Secular outfits targeted

With a major party getting derailed and another one declining because of its failure; the extremist elements have found it convenient to spread the terror by targeting the secular outfits.

The failure of the Pakistani state apparatus to ensure their security (all the three candidates who found themselves under attack had seen attacks earlier as well) especially in the run-up to an election which is going to shape Pakistan's political journey says the state of affairs of the nation's tirade against terrorism.

There was no prior warning about the attacks which speaks about the failure of the intelligence gathering on the ground. In 2013 also, the situation was similar but the extremists had issued prior warnings. But this time, there is no prior warning and the attacks are originating from Pakistan's western side bordering Afghanistan which its army had claimed to have cleaned up.

Pakistan at crossroads

Pakistan is at the crossroads between a will to become an ambitious democracy and the weakness of surrendering before the disruptive elements who think the civilian state is now in its most vulnerable state.

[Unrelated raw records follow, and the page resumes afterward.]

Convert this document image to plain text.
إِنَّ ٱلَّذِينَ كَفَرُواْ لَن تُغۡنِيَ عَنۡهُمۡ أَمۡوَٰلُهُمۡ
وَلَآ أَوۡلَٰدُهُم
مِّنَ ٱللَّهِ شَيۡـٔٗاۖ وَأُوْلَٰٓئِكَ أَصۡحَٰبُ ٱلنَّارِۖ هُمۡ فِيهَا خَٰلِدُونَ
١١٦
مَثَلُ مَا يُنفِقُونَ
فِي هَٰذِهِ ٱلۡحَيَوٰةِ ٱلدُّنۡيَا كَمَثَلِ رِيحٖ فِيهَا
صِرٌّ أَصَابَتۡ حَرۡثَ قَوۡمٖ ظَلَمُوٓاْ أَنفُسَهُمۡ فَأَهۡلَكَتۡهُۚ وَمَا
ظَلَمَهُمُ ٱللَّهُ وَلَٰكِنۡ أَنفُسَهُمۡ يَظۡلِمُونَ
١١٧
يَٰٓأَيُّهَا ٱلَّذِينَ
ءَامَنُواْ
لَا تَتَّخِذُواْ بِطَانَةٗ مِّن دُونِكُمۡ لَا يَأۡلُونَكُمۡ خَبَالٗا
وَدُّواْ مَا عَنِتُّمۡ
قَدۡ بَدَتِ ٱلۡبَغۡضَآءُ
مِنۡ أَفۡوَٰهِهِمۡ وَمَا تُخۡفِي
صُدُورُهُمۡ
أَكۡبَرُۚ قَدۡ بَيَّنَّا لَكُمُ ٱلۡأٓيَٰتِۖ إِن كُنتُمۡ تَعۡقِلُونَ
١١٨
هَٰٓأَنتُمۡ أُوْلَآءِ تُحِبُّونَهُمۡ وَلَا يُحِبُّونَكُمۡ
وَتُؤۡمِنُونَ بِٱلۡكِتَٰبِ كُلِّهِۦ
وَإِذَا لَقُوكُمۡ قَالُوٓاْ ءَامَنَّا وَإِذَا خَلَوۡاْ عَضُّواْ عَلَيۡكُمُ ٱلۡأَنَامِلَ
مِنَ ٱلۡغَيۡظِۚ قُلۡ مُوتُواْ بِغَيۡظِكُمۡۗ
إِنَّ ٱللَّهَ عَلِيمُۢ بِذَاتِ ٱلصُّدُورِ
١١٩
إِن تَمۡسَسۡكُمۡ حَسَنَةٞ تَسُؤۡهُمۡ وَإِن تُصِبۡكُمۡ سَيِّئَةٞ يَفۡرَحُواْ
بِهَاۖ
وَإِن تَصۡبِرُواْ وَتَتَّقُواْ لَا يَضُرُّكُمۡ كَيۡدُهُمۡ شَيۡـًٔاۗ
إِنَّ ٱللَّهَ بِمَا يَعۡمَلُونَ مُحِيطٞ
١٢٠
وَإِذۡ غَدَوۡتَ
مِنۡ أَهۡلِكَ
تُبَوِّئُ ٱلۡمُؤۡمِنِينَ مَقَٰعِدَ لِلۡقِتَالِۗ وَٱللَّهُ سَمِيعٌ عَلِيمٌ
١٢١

It is very important for a country like Pakistan for having personality cults in its civilian politics. Over the decades, it has seen key political leaders who could lead from the front being removed from the scene by other influential power centres.

The assassination of Pakistan People's Party's Benazir Bhutto in 2007 had left only Sharif as its only big leader (we don't yet know what Imran Khan is capable of) and though the latter is lucky that his fate has not gone the way of some of the earlier civilian leaders, yet his removal from the political scene leaves Pakistan's politics faceless. The upcoming election might see several outfits scramble for power, but that is far less than a remedy to see revival of Pakistan as a truly democratic nation.

There are allegations that the country's powerful military and the judiciary are micromanaging the media and some political parties though they have denied it. The media has seen a serious crackdown ahead of the election and this has given the plotters a far greater freedom to operate. There is very little clarity as to which direction the country is heading at the moment and who really can lead it from the front at the moment.

The enemies of democracy want to scuttle the July 25 elections, aiming to permanently hurt its prospects so that the country walks back to the stone age and with the military not really eager to take up the reins and invite wrath both at home and abroad, it is difficult to visualise any easy exit for Pakistan from the mess it is in.